Деревенька сплошь зарастала сорными травами и уже вполне взрослыми деревьями, росшими зачастую прямо из домов. Вскоре дорога свернула, образовав перекресток. Выбрав наименее заросший путь, Илия двинулся по нему. Тут было вроде попросторней – кустарники и деревья не мешали обзору, и вскоре он увидел несколько явно обитаемых домов. Из пары труб даже шел дым. Проехав до конца улицы, священник увидел сидящих на лавочке стариков. Невдалеке свободно бродила облезшая и, на первый взгляд, еле дышащая лошаденка, похоже, ровесница старичков, с нескрываемым любопытством наблюдавших за машиной.

Остановившись, священник вышел и вежливо поздоровался. Старушка, подслеповато щуря слезящиеся глаза, оглядела его с ног до головы придирчивым взглядом, пошамкала беззубым ртом и, вздохнув, сочувственно проговорила:

– Заблудился, милок? Здеся церквей-то уж, почитай, лет сто, как не стало. Вот как поломали опосля революции ироды церкву-то, так, почитай, и всё. Тебе дальше ехать надоть, там в области храмы-то вроде есть, а здеся ни… Ниче нету, – покачала она головой, подтягивая концы платка, завязанного под подбородком. – Обратно езжай. Тута дальше-то дороги нет. А с Бережков можно в объезд и до области добраться.

– Не знаю, заблудился я или нет. В Ивантеевку мне надо, – улыбнулся Илия.

– Так тута Ивантеевка-то… Ты в гости, чтоль, к кому приехал? – вдруг озарило старушку. – Так ежели в гости, тады да… Отдохнешь, воздухом подышишь, а то вона, бледный-то какой, аж посинел весь. А здеся воздух, да молочко парное, да лес. Глядишь, и оздоровеешь, поправишься. Надолго ль в гости-то?

– Маньк, по делу спрашивай. Чего пристала к человеку? – выплюнув изжеванную травинку и пихнув острым локтем сидящую рядом бабку, проворчал худой как жердь дедок с торчавшими в разные стороны из-под видавшей виды кепки седыми волосами. – Тебя как звать-то? – перевел он взгляд на священника.

– Илия мое имя в православии, – произнес священник. – А как мне к вам обращаться?

– Она вон Манька, так бабой Манькой и зови, а меня тута все Петровичем кличут, – пожал плечами старик. – Так я привык ужо… И ты так кликай.

– А ты к кому приехал-то? – перебила Петровича баба Маня. – К Верке, чтоль? Вроде только у ей племянники-то по церквам ходют…

– Не в гости я сюда приехал, баб Мань, и не на отдых. Будем храм здесь восстанавливать с Божьей помощью, слово Божие людям нести. Многие, наверно, и некрещенными живут, и умирают без отпущения грехов, хоронят людей не по-Божески, без отпевания. Нельзя так, – ответил Илия. – Детей-то здесь кто крестит? О Боге им кто рассказывает?
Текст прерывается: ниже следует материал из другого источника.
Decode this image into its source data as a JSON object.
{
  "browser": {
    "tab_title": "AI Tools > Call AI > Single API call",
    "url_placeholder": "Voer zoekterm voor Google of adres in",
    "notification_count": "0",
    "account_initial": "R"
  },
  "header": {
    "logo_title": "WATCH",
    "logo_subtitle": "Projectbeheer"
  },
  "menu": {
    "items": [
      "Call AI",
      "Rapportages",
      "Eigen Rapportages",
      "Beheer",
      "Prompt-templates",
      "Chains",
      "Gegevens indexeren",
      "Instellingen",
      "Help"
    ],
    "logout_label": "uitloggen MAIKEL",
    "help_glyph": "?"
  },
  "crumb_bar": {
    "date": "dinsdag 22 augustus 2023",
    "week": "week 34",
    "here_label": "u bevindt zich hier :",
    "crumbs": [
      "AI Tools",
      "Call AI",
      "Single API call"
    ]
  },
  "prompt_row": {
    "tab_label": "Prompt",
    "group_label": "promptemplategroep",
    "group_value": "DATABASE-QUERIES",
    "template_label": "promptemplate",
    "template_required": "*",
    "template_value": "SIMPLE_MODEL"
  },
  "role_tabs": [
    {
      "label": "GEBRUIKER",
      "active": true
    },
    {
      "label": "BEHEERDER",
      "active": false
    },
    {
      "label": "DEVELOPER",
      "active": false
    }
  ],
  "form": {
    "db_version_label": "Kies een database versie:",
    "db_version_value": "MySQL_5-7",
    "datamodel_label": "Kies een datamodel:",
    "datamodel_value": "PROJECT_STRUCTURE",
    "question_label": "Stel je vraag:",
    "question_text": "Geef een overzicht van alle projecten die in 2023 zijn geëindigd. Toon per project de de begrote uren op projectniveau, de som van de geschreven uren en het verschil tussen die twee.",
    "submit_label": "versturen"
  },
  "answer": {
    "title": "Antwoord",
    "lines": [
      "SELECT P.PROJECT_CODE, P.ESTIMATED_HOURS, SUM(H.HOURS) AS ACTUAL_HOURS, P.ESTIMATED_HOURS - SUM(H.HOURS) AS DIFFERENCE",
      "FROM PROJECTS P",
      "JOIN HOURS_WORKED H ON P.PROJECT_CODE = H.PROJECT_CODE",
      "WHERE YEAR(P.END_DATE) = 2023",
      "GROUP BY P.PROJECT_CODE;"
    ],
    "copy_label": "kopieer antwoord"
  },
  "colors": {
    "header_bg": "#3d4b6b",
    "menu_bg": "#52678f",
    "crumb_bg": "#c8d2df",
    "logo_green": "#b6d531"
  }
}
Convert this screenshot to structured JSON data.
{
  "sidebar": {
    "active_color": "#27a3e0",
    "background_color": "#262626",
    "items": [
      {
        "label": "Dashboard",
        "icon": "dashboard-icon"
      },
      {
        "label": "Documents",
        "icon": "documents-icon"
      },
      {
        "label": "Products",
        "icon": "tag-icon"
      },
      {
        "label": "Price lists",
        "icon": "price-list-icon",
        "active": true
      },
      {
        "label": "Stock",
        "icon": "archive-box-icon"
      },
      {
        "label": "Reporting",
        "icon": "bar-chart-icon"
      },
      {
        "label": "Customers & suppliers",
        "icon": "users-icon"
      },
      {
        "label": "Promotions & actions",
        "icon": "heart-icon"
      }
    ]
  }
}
– Окстись, каких детей-то? – махнул на него рукой Петрович. – Откудова тут детям-то взяться? Тута вон Верка самая молодая, дак ей уж за шестьдесят давно. Всего и осталось семь дворов живых, да еще не известно, что через год станет. Вона, этой зимой троих схоронили…

– А какой храм ты восстанавливать-то собрался? – подалась вперед баба Маня. – Уж не тот ли, что ироды взорвали? Который воон там, возле Настасьиного дома стоял? Его, чтоль?

– Думаю, да. Если в Ивантеевке нет другого храма, то его, – кивнул головой Илия. – Петрович, а сколько душ-то живых в Ивантеевке сейчас осталось?

– Да ты посчитай, – доставая клочок газеты и не спеша, но сноровисто скручивая цигарку, проговорил Петрович. – Вот мы с Манькой, Верка с Иваном, Степановна, Володька, Иван Петрович с Татьяной, Нюрка с Генкой да Тонька с собакой Руськой. Маньк, все вроде?

– Все, – кивнула головой старушка, и, пошамкав губами, добавила, – Тонька-то зимой Витьку схоронила, а Колька еще по осени помер, а за ним и Тоська его убралася, к весне уж… Неуж не помнишь? – сдвинув брови, толкнула она рукой Петровича. – Совсем старый стал, память уж отказывает… – словно извиняясь, заворчала она.

– Чего-й то это я не помню? У тебя про живых спрашивали, а ты мертвых поминаешь, – закуривая и не выпуская цигарки из уголка рта, забормотал дед. – Старый я стал… Сама молодая больно!

– Да уж помоложе тебя буду, – уперла руку в бок баба Маня. – Говорю ж, совсем плохой стал! Забыл, что я на три года тебя моложе?

– Не моложе, а дурнее, – повысил голос дед. – Тебе до мово разума еще три года расти!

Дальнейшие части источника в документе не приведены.